Belum sempat Tika bicara lagi dengannya, Rania sudah keburu masuk kamar. Tika hanya menggeleng-gelengkan kepala.
Di kamar, Rania melempar tas selempang miliknya begitu saja di kasur. Ia duduk di pinggir ranjang dengan lemas. Menghela napas pelan. Kepalanya tiba-tiba terasa berat.
Dddrrttt ... Dddrrttt ... Dddrrttt ...
Ponselnya berbunyi. Mala meneleponnya dan dengan malas telepon itu dijawab.
"Ya Mala."
"Kok elu pulang duluan sih? Gak bilang-bilang lagi," ucap Mala kecewa di seberang sana.
"Maaf, La. Gue mendadak gak enak badan dan gak mau ganggu acara kalian juga tadi," sesalnya.
"Aaduuh Rania. Tau gak sih. Gue ikut nobar sampe rela gak jadi ngedate sama cowok gue sendiri demi elu. Gue pengen jodohin elu sama Pak Satria, pengen gangguin acara pedekate-nya Siska. Dan sekarang rencana gue jadi gagal gara-gara elu pulang duluan," ungkapnya kecewa.

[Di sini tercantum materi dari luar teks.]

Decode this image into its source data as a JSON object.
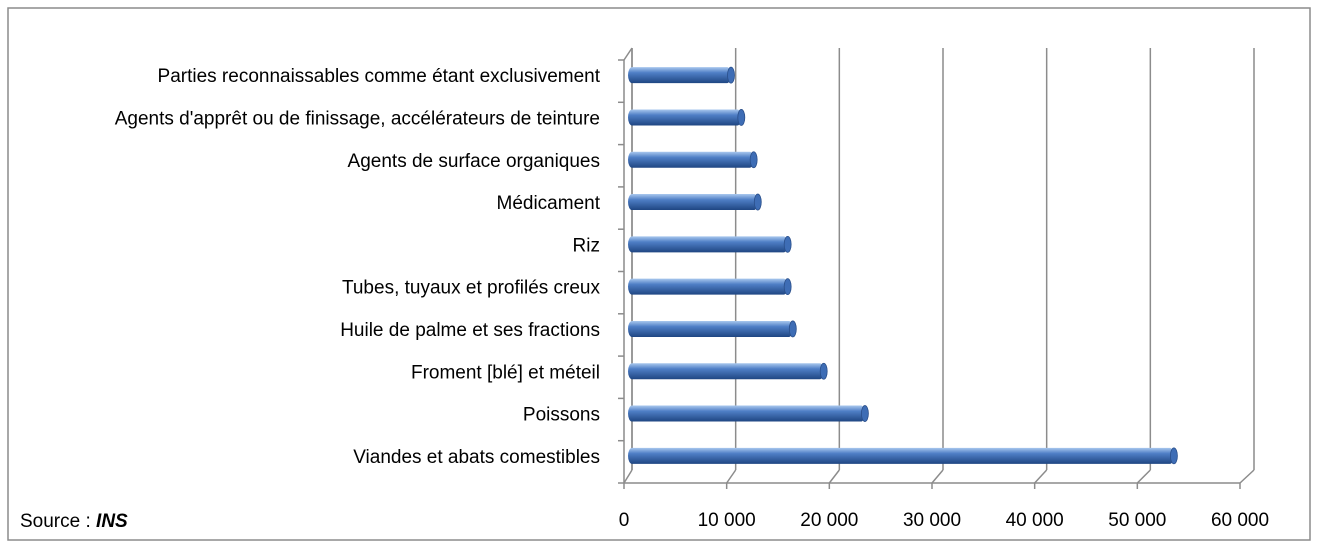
{
  "chart_data": {
    "type": "bar",
    "orientation": "horizontal",
    "categories": [
      "Viandes et abats comestibles",
      "Poissons",
      "Froment [blé] et méteil",
      "Huile de palme et ses fractions",
      "Tubes, tuyaux et profilés creux",
      "Riz",
      "Médicament",
      "Agents de surface organiques",
      "Agents d'apprêt ou de finissage, accélérateurs de teinture",
      "Parties reconnaissables comme étant exclusivement"
    ],
    "values": [
      53000,
      23000,
      19000,
      16000,
      15500,
      15500,
      12600,
      12200,
      11000,
      10000
    ],
    "color": "#3e6db5",
    "xlim": [
      0,
      60000
    ],
    "xticks": [
      0,
      {
        "value": 10000,
        "label": "10 000"
      },
      {
        "value": 20000,
        "label": "20 000"
      },
      {
        "value": 30000,
        "label": "30 000"
      },
      {
        "value": 40000,
        "label": "40 000"
      },
      {
        "value": 50000,
        "label": "50 000"
      },
      {
        "value": 60000,
        "label": "60 000"
      }
    ],
    "grid": true,
    "source_label": "Source :",
    "source": "INS"
  }
}
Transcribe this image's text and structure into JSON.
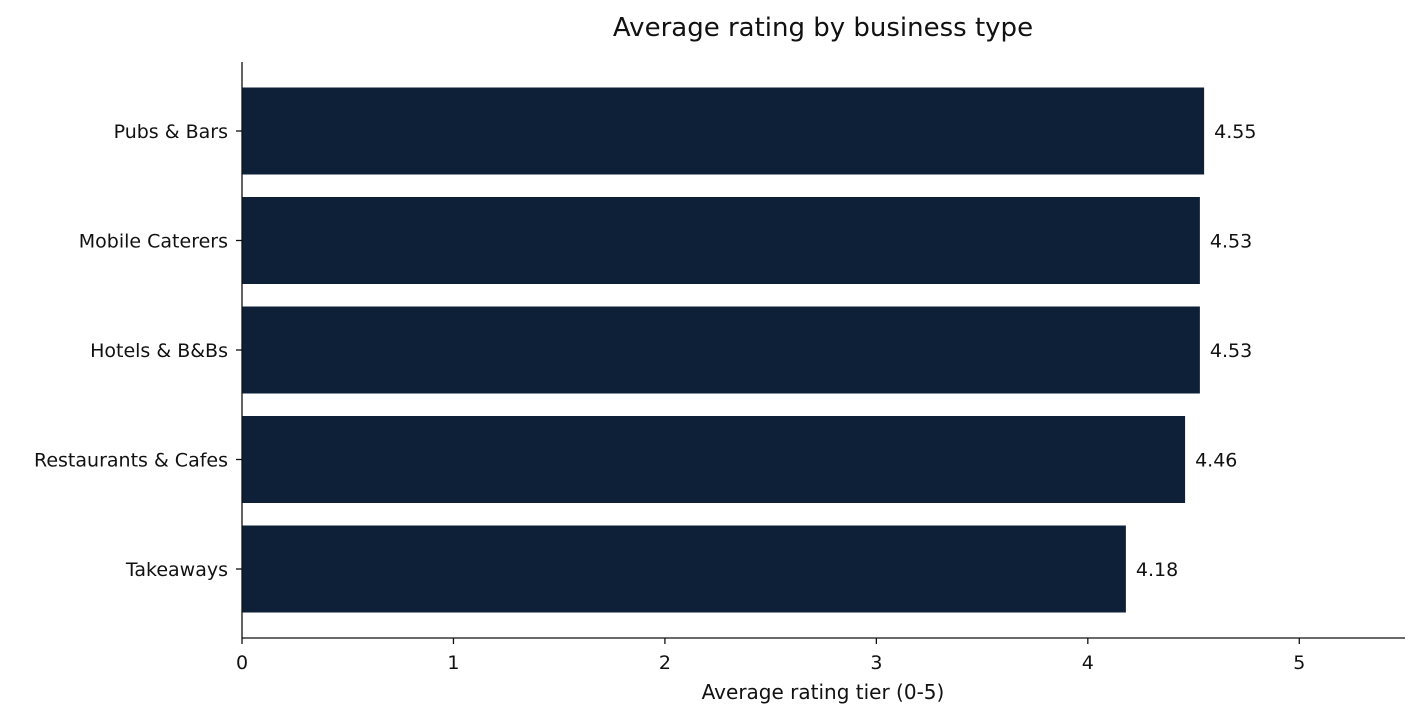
{
  "chart_data": {
    "type": "bar",
    "orientation": "horizontal",
    "title": "Average rating by business type",
    "xlabel": "Average rating tier (0-5)",
    "ylabel": "",
    "categories": [
      "Pubs & Bars",
      "Mobile Caterers",
      "Hotels & B&Bs",
      "Restaurants & Cafes",
      "Takeaways"
    ],
    "values": [
      4.55,
      4.53,
      4.53,
      4.46,
      4.18
    ],
    "value_labels": [
      "4.55",
      "4.53",
      "4.53",
      "4.46",
      "4.18"
    ],
    "xlim": [
      0,
      5.5
    ],
    "xticks": [
      0,
      1,
      2,
      3,
      4,
      5
    ],
    "xtick_labels": [
      "0",
      "1",
      "2",
      "3",
      "4",
      "5"
    ],
    "bar_color": "#0e1f38",
    "grid": false,
    "legend": "none"
  }
}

Rania terdiam sejenak. Hatinya memang sedang tidak baik dari kemarin ditambah lagi melihat keagresifan Siska terhadap Satria. Moodnya terjun bebas.
"Maaf Mala." Hanya kata itu yang bisa terucap.
Terdengar suara Mala menghela napas.
"Ya sudahlah. Tadinya gue harap elu bisa bersenang-senang bareng kita di sini, Ran."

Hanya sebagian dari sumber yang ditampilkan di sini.